Они шли по ночным улицам, еще теплым после солнечного дня, освещенным тусклыми фонарями, ярким неоном магазинов и кафе, фарами проезжающих машин. Видаль говорил что-то о своих планах, а Порше уже пропускала его треп мимо ушей. Проблемы стареющего рокера ей не казались увлекательными. Отчасти она понимала его – седина в голову, бес в ребро. Делал что-то в своей жизни, а теперь, когда молодость позади, опомнился. Порше и раньше слышала такие истории. Взять, к примеру, ее родного дядю, брата матери. Год назад он вышел из тюрьмы, а загудел туда, потому что всю жизнь работал на уголовников. Скупал у них краденые товары и перепродавал. В те времена, когда отец Порше умер от цирроза печени, дядя Борис очень им с мамой помогал. Только потом его посадили. Ненадолго, на четыре года, да и выпустили пораньше за хорошее поведение. Но после тюрьмы дядя Борис завязал с дружками. Его ужаснула тюрьма и все, что там может с человеком случиться. Он с омерзением вспоминал заключенных, охранников и даже тамошнюю пищу. После тюрьмы дядя Борис устроился работать водителем троллейбуса. Денег теперь у него – чуть да немножко. Но он счастлив.

Вот так и этот рокер – всю жизнь пел эти свои жуткие песни, а сейчас – все, завязал. Только что его могло напугать так, как напугала дядю Бориса тюремная баланда?

Пройдя чуть не половину города и рассказав, наверное, всю свою жизнь, Видаль наконец-то заметил, что его спутница откровенно скучает и очень устала. Тогда он поймал такси.

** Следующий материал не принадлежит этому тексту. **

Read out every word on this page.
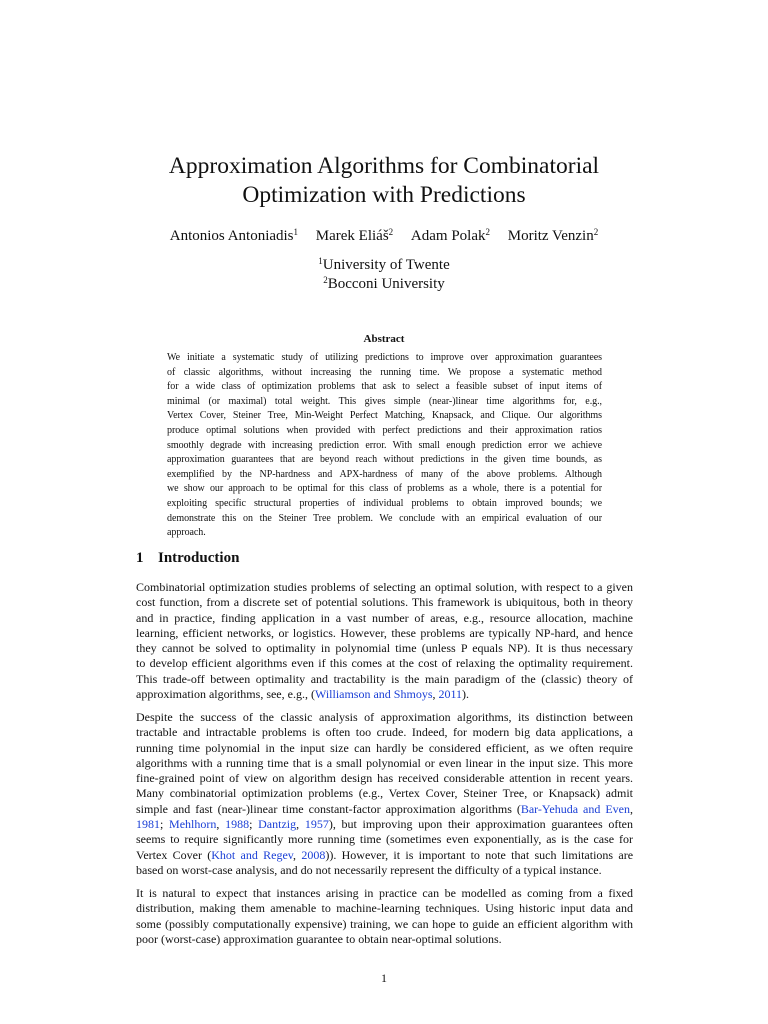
Approximation Algorithms for Combinatorial
Optimization with Predictions
Antonios Antoniadis$^1$ Marek Eliáš$^2$ Adam Polak$^2$ Moritz Venzin$^2$
$^1$University of Twente
$^2$Bocconi University
Abstract
We initiate a systematic study of utilizing predictions to improve over approximation guarantees
of classic algorithms, without increasing the running time. We propose a systematic method
for a wide class of optimization problems that ask to select a feasible subset of input items of
minimal (or maximal) total weight. This gives simple (near-)linear time algorithms for, e.g.,
Vertex Cover, Steiner Tree, Min-Weight Perfect Matching, Knapsack, and Clique. Our algorithms
produce optimal solutions when provided with perfect predictions and their approximation ratios
smoothly degrade with increasing prediction error. With small enough prediction error we achieve
approximation guarantees that are beyond reach without predictions in the given time bounds, as
exemplified by the NP-hardness and APX-hardness of many of the above problems. Although
we show our approach to be optimal for this class of problems as a whole, there is a potential for
exploiting specific structural properties of individual problems to obtain improved bounds; we
demonstrate this on the Steiner Tree problem. We conclude with an empirical evaluation of our
approach.
1 Introduction
Combinatorial optimization studies problems of selecting an optimal solution, with respect to a given
cost function, from a discrete set of potential solutions. This framework is ubiquitous, both in theory
and in practice, finding application in a vast number of areas, e.g., resource allocation, machine
learning, efficient networks, or logistics. However, these problems are typically NP-hard, and hence
they cannot be solved to optimality in polynomial time (unless P equals NP). It is thus necessary
to develop efficient algorithms even if this comes at the cost of relaxing the optimality requirement.
This trade-off between optimality and tractability is the main paradigm of the (classic) theory of
approximation algorithms, see, e.g., (Williamson and Shmoys, 2011).
Despite the success of the classic analysis of approximation algorithms, its distinction between
tractable and intractable problems is often too crude. Indeed, for modern big data applications, a
running time polynomial in the input size can hardly be considered efficient, as we often require
algorithms with a running time that is a small polynomial or even linear in the input size. This more
fine-grained point of view on algorithm design has received considerable attention in recent years.
Many combinatorial optimization problems (e.g., Vertex Cover, Steiner Tree, or Knapsack) admit
simple and fast (near-)linear time constant-factor approximation algorithms (Bar-Yehuda and Even,
1981; Mehlhorn, 1988; Dantzig, 1957), but improving upon their approximation guarantees often
seems to require significantly more running time (sometimes even exponentially, as is the case for
Vertex Cover (Khot and Regev, 2008)). However, it is important to note that such limitations are
based on worst-case analysis, and do not necessarily represent the difficulty of a typical instance.
It is natural to expect that instances arising in practice can be modelled as coming from a fixed
distribution, making them amenable to machine-learning techniques. Using historic input data and
some (possibly computationally expensive) training, we can hope to guide an efficient algorithm with
poor (worst-case) approximation guarantee to obtain near-optimal solutions.
1
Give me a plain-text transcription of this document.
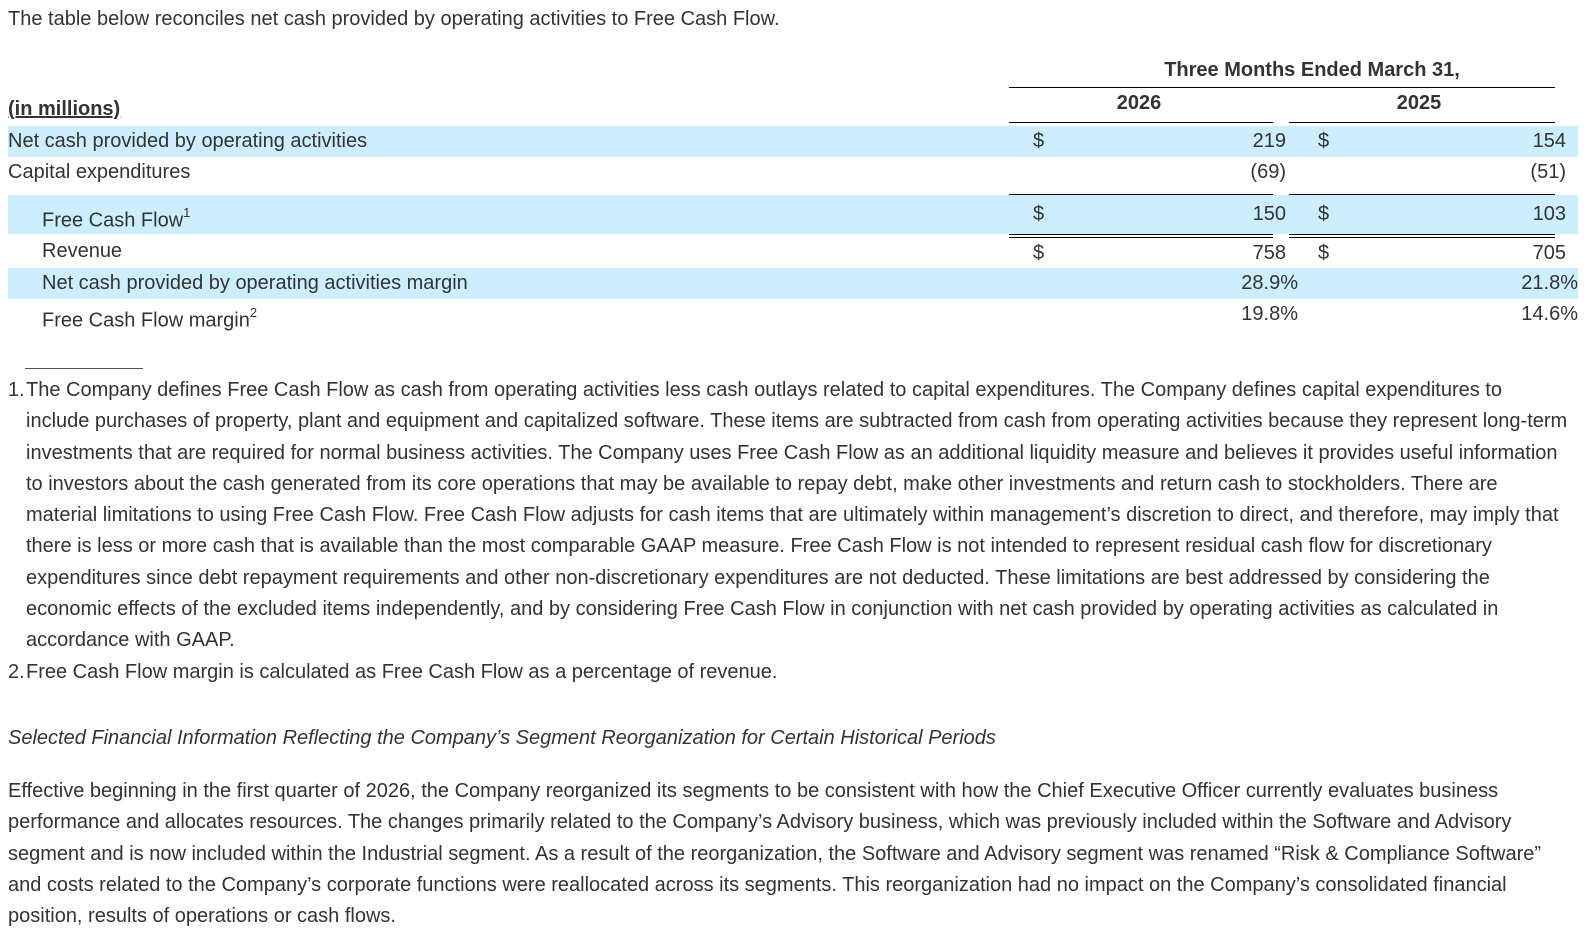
The table below reconciles net cash provided by operating activities to Free Cash Flow.
Three Months Ended March 31,
2026	2025
(in millions)
Net cash provided by operating activities	$	219 $	154
Capital expenditures	(69)	(51)
Free Cash Flow$^1$	$	150 $	103
Revenue	$	758 $	705
Net cash provided by operating activities margin	28.9%	21.8%
Free Cash Flow margin$^2$	19.8%	14.6%
1. The Company defines Free Cash Flow as cash from operating activities less cash outlays related to capital expenditures. The Company defines capital expenditures to include purchases of property, plant and equipment and capitalized software. These items are subtracted from cash from operating activities because they represent long-term investments that are required for normal business activities. The Company uses Free Cash Flow as an additional liquidity measure and believes it provides useful information to investors about the cash generated from its core operations that may be available to repay debt, make other investments and return cash to stockholders. There are material limitations to using Free Cash Flow. Free Cash Flow adjusts for cash items that are ultimately within management’s discretion to direct, and therefore, may imply that there is less or more cash that is available than the most comparable GAAP measure. Free Cash Flow is not intended to represent residual cash flow for discretionary expenditures since debt repayment requirements and other non-discretionary expenditures are not deducted. These limitations are best addressed by considering the economic effects of the excluded items independently, and by considering Free Cash Flow in conjunction with net cash provided by operating activities as calculated in accordance with GAAP.
2. Free Cash Flow margin is calculated as Free Cash Flow as a percentage of revenue.
Selected Financial Information Reflecting the Company’s Segment Reorganization for Certain Historical Periods
Effective beginning in the first quarter of 2026, the Company reorganized its segments to be consistent with how the Chief Executive Officer currently evaluates business performance and allocates resources. The changes primarily related to the Company’s Advisory business, which was previously included within the Software and Advisory segment and is now included within the Industrial segment. As a result of the reorganization, the Software and Advisory segment was renamed “Risk & Compliance Software” and costs related to the Company’s corporate functions were reallocated across its segments. This reorganization had no impact on the Company’s consolidated financial position, results of operations or cash flows.
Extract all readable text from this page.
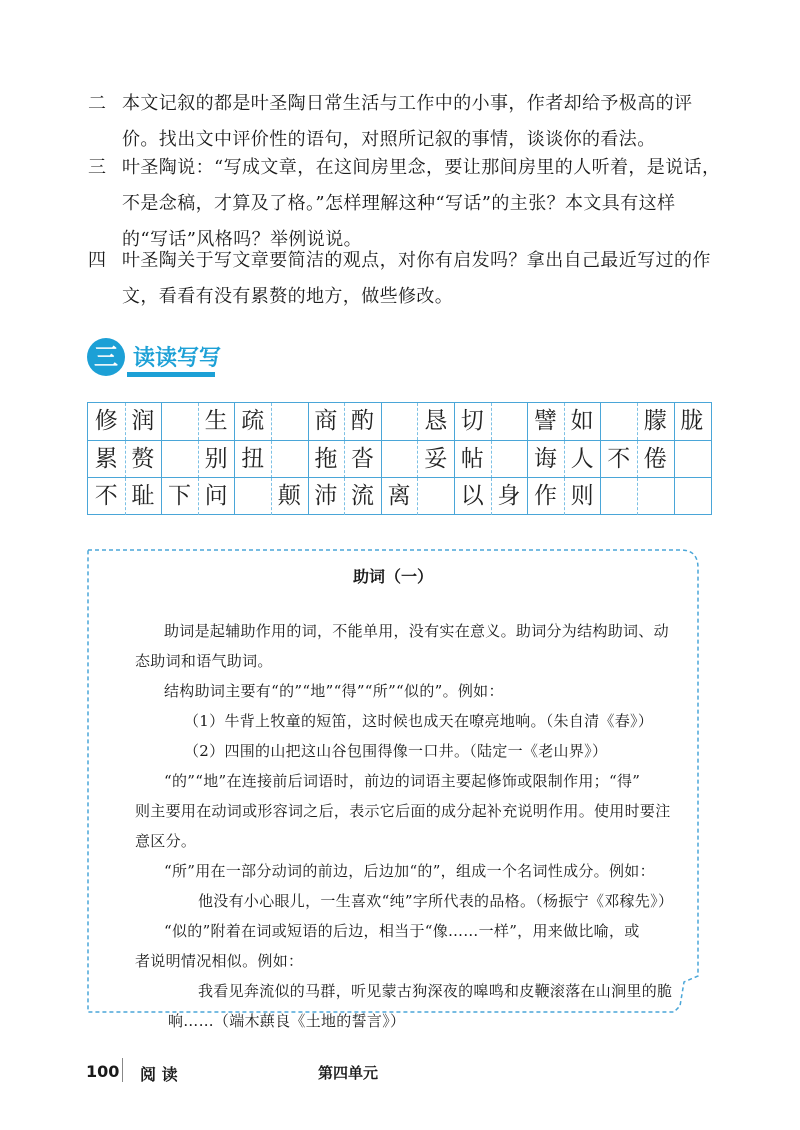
二 本文记叙的都是叶圣陶日常生活与工作中的小事，作者却给予极高的评
价。找出文中评价性的语句，对照所记叙的事情，谈谈你的看法。
三 叶圣陶说：“写成文章，在这间房里念，要让那间房里的人听着，是说话，
不是念稿，才算及了格。”怎样理解这种“写话”的主张？本文具有这样
的“写话”风格吗？举例说说。
四 叶圣陶关于写文章要简洁的观点，对你有启发吗？拿出自己最近写过的作
文，看看有没有累赘的地方，做些修改。
三 读读写写
修 润 生 疏 商 酌 恳 切 譬 如 朦 胧
累 赘 别 扭 拖 沓 妥 帖 诲 人 不 倦
不 耻 下 问 颠 沛 流 离 以 身 作 则
助词（一）
助词是起辅助作用的词，不能单用，没有实在意义。助词分为结构助词、动
态助词和语气助词。
结构助词主要有“的”“地”“得”“所”“似的”。例如：
（1）牛背上牧童的短笛，这时候也成天在嘹亮地响。（朱自清《春》）
（2）四围的山把这山谷包围得像一口井。（陆定一《老山界》）
“的”“地”在连接前后词语时，前边的词语主要起修饰或限制作用；“得”
则主要用在动词或形容词之后，表示它后面的成分起补充说明作用。使用时要注
意区分。
“所”用在一部分动词的前边，后边加“的”，组成一个名词性成分。例如：
他没有小心眼儿，一生喜欢“纯”字所代表的品格。（杨振宁《邓稼先》）
“似的”附着在词或短语的后边，相当于“像……一样”，用来做比喻，或
者说明情况相似。例如：
我看见奔流似的马群，听见蒙古狗深夜的嗥鸣和皮鞭滚落在山涧里的脆
响……（端木蕻良《土地的誓言》）
100 阅 读	第四单元
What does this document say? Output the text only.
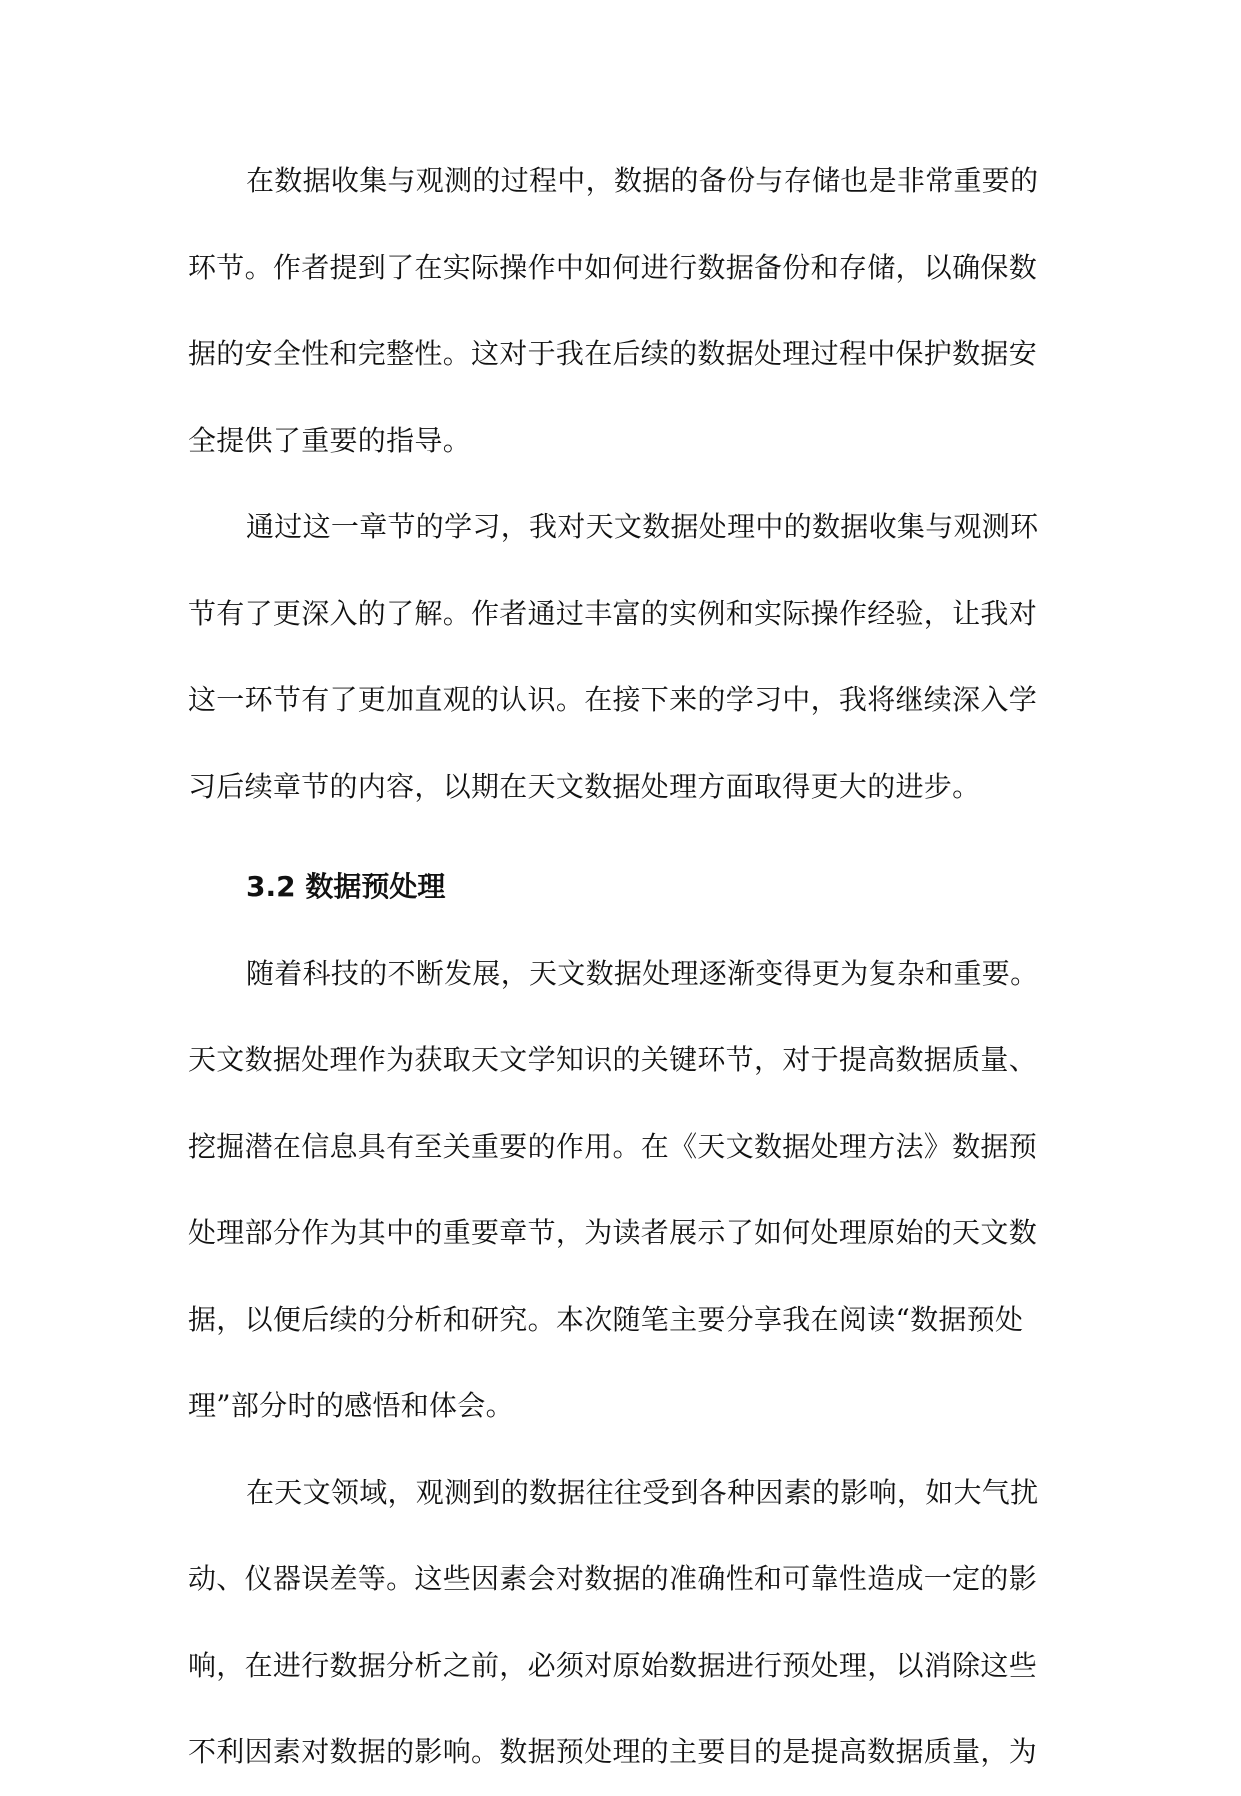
在数据收集与观测的过程中，数据的备份与存储也是非常重要的
环节。作者提到了在实际操作中如何进行数据备份和存储，以确保数
据的安全性和完整性。这对于我在后续的数据处理过程中保护数据安
全提供了重要的指导。
通过这一章节的学习，我对天文数据处理中的数据收集与观测环
节有了更深入的了解。作者通过丰富的实例和实际操作经验，让我对
这一环节有了更加直观的认识。在接下来的学习中，我将继续深入学
习后续章节的内容，以期在天文数据处理方面取得更大的进步。
3.2 数据预处理
随着科技的不断发展，天文数据处理逐渐变得更为复杂和重要。
天文数据处理作为获取天文学知识的关键环节，对于提高数据质量、
挖掘潜在信息具有至关重要的作用。在《天文数据处理方法》数据预
处理部分作为其中的重要章节，为读者展示了如何处理原始的天文数
据，以便后续的分析和研究。本次随笔主要分享我在阅读“数据预处
理”部分时的感悟和体会。
在天文领域，观测到的数据往往受到各种因素的影响，如大气扰
动、仪器误差等。这些因素会对数据的准确性和可靠性造成一定的影
响，在进行数据分析之前，必须对原始数据进行预处理，以消除这些
不利因素对数据的影响。数据预处理的主要目的是提高数据质量，为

Сначала Порше хотела, чтобы он отвез ее домой, но, оказавшись с ним рядом на заднем сиденье автомобиля, передумала. От него приятно пахло сигаретами, его волосы касались ее щеки, а плечо было твердым и теплым. И этот его туманный взгляд – то рассеянный, то напряженный.

У Порше иногда случались такие вот мимолетные встречи с мужчинами постарше. Она знала, чего хотят они, и знала, зачем ей нужно уступить. И если бы ее кто-то попытался за это упрекнуть, то она вряд ли поняла бы – за что. К тому же Порше умела выбирать мужчин, которые ее не обижали и которым было чем ее отблагодарить.